America Responds to the Global War, 1914-17

Saturday, January 4, 2014: 9:20 AM
Columbia Hall 11 (Washington Hilton)
Jennifer Keene, Chapman University
My roundtable commentary will focus on connecting the American experience of war to two emerging interpretative themes in First World War Studies that focus, respectively on World War I as a global war and a brutalizing war. Different subsets of Americans, often depending on their race, ethnicity, class or regional orientation, and ideological beliefs focused beyond the Western Front when offering support or dissent for the war.  Black activists focused on Africa, immigrants often on Eastern Europe, southerners on the naval war, bankers on the London financial markets, Texans on Mexico, etc. These reactions reflect the diverse composition of the United States, but also illustrate that the global nature of the war gave Americans the ability to choose which aspect mattered to them. Recovering this history challenges the idea that viewing the war as a global event (all the rage right now in scholarly circles) is an original perspective; instead people at the time intentionally viewed and experienced the war as a global event. My second threat of commentary will focus on the question of whether Americans brutalized by the First World War.

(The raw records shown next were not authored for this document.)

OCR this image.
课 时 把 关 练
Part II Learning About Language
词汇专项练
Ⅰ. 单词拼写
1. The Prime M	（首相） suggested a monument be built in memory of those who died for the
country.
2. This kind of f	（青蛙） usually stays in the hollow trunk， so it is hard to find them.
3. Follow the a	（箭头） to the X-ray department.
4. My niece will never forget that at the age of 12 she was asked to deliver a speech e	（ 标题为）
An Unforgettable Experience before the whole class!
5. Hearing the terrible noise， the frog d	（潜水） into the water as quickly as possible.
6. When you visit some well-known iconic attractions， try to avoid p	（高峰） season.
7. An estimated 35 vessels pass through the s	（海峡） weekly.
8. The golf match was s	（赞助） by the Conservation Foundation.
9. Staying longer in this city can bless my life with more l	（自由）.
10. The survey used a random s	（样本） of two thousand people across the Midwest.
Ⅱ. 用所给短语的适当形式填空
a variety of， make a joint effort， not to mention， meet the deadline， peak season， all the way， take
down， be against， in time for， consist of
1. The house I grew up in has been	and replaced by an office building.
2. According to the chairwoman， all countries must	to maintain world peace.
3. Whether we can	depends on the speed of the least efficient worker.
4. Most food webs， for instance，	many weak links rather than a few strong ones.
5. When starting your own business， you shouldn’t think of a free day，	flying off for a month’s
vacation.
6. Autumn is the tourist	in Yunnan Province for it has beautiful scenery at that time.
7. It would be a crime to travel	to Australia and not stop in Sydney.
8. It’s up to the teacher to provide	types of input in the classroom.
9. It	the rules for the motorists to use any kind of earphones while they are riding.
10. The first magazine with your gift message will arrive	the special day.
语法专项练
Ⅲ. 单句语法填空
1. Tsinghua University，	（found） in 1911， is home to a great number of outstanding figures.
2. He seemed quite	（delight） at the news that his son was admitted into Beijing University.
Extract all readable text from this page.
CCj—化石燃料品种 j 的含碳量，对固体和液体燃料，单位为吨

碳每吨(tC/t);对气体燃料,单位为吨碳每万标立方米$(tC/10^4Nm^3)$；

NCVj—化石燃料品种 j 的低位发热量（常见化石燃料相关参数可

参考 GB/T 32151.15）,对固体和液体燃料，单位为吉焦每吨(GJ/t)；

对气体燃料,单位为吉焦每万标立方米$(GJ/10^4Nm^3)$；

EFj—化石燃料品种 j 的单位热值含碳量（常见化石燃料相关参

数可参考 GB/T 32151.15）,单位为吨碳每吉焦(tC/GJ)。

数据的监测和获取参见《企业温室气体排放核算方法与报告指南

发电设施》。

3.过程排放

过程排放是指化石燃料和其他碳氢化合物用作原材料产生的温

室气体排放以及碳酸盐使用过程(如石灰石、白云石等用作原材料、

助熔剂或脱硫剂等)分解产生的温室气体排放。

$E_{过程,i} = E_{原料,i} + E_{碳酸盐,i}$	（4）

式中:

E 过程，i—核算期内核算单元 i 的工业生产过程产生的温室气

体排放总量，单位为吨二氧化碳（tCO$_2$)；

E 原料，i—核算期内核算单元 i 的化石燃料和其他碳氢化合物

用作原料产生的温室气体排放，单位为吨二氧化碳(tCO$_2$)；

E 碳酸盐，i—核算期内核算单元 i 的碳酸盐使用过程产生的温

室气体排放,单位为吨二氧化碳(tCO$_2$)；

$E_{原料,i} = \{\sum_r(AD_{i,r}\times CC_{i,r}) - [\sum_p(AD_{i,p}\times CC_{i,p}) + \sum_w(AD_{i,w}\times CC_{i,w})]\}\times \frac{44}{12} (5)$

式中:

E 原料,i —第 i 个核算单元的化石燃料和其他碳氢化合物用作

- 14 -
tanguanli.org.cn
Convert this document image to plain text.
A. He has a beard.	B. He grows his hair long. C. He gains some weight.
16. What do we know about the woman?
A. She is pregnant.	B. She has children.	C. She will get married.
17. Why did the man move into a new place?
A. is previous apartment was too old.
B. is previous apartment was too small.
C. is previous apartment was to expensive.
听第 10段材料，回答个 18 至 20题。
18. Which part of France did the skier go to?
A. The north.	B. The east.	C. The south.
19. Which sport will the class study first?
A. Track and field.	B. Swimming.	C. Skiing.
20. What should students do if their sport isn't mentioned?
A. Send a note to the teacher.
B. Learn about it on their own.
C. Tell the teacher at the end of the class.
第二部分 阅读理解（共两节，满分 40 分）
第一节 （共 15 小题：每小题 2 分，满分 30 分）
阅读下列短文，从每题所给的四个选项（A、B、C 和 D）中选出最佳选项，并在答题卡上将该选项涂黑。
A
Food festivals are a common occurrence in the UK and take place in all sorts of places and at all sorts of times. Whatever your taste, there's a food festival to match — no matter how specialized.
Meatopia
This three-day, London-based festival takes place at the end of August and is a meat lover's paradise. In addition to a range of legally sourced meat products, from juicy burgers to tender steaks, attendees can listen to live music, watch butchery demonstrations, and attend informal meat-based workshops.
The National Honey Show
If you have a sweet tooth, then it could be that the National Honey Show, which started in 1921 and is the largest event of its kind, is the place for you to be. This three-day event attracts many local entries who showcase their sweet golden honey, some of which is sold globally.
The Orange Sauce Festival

Rather than brutalization through combat, the “radicalizing” effect of the war stemmed from how the mobilization process politicized both civilians and soldiers. The effects of war-related politicization resonated into the postwar period in both violent ways (giving the appearance of brutalization) and non-violent ways.  Widespread violence in 1919, however, was only one variant of the more general radicalization and politicization American society underwent during World War I. Over time, politicized veterans within the civil rights movement and veterans organizations quickly opted for nonviolent over violent forms of political expression. The United States thus joined the ranks of the other victor nations where successful veteran reintegration into existing social, economic, and political structures helped to mitigate war-associated violence.